Here's a big one: identifying articles that are news and distinguishing them from articles that are opinion. I think of journalism as a continuum: on one end there's pure news that is objective and tells both sides. Just the facts. On the other end, there's pure opinion — we know it as editorials and columns in newspaper. And then there's some journalism in the middle. It might be based on reporting, but it's reflecting just one point of view. And one mistake that news organisations have made is not telling people the difference between them. When we publish an opinion article, we just put the phrase 'op-ed' on top of an article saying it's an op-ed. But many many people don't know what that means. And it's based on the old newspaper concept that the columns that run opposite the editorial are op-ed columns. The lesson here is that we should better label the nature of journalism.

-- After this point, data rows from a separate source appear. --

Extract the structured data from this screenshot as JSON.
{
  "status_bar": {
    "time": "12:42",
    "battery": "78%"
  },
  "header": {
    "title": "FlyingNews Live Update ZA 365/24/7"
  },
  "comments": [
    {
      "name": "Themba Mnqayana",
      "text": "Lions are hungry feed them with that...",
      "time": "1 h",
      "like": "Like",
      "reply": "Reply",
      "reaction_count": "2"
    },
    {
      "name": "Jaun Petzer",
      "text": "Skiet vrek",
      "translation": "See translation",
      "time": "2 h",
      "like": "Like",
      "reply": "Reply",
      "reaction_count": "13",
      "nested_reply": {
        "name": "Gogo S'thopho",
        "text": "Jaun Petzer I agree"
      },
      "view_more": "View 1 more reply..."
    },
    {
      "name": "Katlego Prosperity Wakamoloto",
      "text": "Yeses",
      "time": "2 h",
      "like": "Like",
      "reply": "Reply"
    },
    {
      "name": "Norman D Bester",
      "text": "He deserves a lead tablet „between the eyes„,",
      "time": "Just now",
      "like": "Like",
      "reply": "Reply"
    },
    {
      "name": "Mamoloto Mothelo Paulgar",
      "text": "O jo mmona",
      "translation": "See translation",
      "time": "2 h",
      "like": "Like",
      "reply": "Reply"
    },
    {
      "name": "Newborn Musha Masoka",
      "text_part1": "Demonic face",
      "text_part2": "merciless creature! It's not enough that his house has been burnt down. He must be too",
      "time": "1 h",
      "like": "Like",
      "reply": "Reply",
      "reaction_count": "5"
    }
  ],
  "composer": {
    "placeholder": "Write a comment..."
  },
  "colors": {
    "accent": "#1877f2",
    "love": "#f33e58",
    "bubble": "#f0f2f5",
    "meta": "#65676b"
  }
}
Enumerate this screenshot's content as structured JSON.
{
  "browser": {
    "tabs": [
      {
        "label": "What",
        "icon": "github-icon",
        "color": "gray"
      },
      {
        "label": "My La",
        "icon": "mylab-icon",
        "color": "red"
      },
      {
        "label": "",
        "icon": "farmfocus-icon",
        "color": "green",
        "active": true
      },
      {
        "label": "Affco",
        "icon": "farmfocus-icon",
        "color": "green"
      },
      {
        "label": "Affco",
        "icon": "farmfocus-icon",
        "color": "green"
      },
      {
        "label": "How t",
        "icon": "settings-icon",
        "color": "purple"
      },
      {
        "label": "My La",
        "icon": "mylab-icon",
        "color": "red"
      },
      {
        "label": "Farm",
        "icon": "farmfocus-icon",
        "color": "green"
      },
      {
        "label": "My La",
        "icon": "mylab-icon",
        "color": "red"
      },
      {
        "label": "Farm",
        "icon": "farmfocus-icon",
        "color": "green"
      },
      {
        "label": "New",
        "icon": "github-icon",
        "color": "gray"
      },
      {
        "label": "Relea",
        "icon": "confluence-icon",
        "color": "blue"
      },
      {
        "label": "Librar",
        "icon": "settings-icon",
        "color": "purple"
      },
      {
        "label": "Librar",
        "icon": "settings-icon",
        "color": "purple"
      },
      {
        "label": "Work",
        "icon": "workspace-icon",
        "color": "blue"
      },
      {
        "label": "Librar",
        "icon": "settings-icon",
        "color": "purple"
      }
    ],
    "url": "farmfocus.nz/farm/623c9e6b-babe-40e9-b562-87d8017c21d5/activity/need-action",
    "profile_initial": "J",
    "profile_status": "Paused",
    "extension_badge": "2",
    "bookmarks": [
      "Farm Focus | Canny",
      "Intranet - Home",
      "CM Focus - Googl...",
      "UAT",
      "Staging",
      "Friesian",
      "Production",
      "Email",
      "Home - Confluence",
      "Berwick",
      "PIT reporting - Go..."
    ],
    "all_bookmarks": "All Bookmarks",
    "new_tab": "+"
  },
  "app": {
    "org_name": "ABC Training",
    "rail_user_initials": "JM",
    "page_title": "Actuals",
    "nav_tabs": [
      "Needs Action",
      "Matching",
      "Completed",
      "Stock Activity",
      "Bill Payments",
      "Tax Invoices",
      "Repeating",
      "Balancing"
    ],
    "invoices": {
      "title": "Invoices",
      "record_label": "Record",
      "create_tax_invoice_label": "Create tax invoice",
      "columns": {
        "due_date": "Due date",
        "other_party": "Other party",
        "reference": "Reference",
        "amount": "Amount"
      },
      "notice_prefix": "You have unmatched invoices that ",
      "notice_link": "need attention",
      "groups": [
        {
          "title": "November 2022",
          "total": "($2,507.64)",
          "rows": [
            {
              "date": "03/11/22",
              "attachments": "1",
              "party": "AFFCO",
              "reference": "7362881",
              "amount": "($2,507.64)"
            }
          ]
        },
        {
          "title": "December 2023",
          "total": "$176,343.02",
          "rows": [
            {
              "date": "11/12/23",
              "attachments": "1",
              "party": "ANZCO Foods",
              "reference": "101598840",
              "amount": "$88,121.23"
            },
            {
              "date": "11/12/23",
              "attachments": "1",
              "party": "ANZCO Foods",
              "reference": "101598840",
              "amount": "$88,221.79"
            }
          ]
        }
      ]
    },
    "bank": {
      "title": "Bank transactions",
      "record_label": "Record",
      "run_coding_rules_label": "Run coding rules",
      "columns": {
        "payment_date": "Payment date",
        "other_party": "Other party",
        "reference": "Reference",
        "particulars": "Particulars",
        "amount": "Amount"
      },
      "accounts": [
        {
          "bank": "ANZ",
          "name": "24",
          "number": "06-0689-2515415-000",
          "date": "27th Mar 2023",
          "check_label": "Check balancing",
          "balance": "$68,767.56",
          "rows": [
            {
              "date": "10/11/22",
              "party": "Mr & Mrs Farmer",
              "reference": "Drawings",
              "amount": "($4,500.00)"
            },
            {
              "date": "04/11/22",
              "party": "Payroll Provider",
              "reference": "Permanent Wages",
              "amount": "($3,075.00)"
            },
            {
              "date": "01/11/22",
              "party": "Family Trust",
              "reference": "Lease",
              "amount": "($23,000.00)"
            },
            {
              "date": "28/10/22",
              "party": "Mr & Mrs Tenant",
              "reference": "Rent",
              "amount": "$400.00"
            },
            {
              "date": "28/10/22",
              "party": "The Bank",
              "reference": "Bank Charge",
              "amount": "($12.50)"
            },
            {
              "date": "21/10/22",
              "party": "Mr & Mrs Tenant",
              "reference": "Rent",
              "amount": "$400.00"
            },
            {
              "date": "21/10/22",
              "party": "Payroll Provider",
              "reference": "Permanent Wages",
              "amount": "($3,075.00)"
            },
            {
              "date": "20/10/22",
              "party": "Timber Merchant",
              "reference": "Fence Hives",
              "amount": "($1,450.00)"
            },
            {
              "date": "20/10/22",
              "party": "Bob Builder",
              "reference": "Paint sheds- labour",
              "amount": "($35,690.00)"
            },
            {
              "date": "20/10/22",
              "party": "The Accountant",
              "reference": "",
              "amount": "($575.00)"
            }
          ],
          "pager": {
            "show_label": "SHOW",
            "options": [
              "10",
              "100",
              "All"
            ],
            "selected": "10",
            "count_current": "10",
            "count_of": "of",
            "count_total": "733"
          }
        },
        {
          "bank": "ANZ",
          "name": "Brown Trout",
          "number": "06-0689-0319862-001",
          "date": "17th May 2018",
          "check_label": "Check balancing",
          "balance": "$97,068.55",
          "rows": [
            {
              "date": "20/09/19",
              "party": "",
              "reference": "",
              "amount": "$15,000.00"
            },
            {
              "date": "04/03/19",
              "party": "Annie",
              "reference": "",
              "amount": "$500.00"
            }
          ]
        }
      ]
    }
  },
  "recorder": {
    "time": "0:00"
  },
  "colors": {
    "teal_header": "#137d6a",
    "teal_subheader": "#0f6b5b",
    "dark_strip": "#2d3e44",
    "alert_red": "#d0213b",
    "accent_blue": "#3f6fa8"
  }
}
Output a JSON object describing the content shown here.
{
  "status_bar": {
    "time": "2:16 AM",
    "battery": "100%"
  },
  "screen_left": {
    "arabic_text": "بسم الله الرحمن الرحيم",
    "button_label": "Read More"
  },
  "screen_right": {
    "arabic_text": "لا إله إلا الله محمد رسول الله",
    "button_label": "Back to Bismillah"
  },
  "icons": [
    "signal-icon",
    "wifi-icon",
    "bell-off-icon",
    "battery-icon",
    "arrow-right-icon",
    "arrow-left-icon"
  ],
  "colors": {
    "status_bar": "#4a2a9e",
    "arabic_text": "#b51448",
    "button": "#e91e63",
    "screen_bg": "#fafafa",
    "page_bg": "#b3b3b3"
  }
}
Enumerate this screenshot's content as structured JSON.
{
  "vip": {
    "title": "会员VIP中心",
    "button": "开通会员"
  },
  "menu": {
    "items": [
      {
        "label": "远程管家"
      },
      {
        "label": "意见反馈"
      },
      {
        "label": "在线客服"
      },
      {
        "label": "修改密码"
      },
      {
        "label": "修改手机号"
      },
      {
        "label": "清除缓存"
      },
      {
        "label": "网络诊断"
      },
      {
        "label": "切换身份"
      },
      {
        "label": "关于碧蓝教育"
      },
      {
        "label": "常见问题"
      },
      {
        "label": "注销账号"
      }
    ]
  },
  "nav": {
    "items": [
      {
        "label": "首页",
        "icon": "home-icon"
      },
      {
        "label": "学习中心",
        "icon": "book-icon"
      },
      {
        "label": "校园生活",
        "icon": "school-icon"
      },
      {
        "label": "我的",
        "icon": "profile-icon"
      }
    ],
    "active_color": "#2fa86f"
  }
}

Label whether it's news or opinion or something in between like an analysis. And that's something we can do better when we set up new websites.
Addressing the elephant in the room, if labeling journalism accurately is so important and analysis falls between reporting and op-ed on the news continuum, why doesn't PolitiFact label its fact checks as analysis instead of passing them off as objective news?


Afters

The fact check website I created to improve on earlier fact-checking methods, by the way, separates the reporting from the analysis in each fact check, labeling both.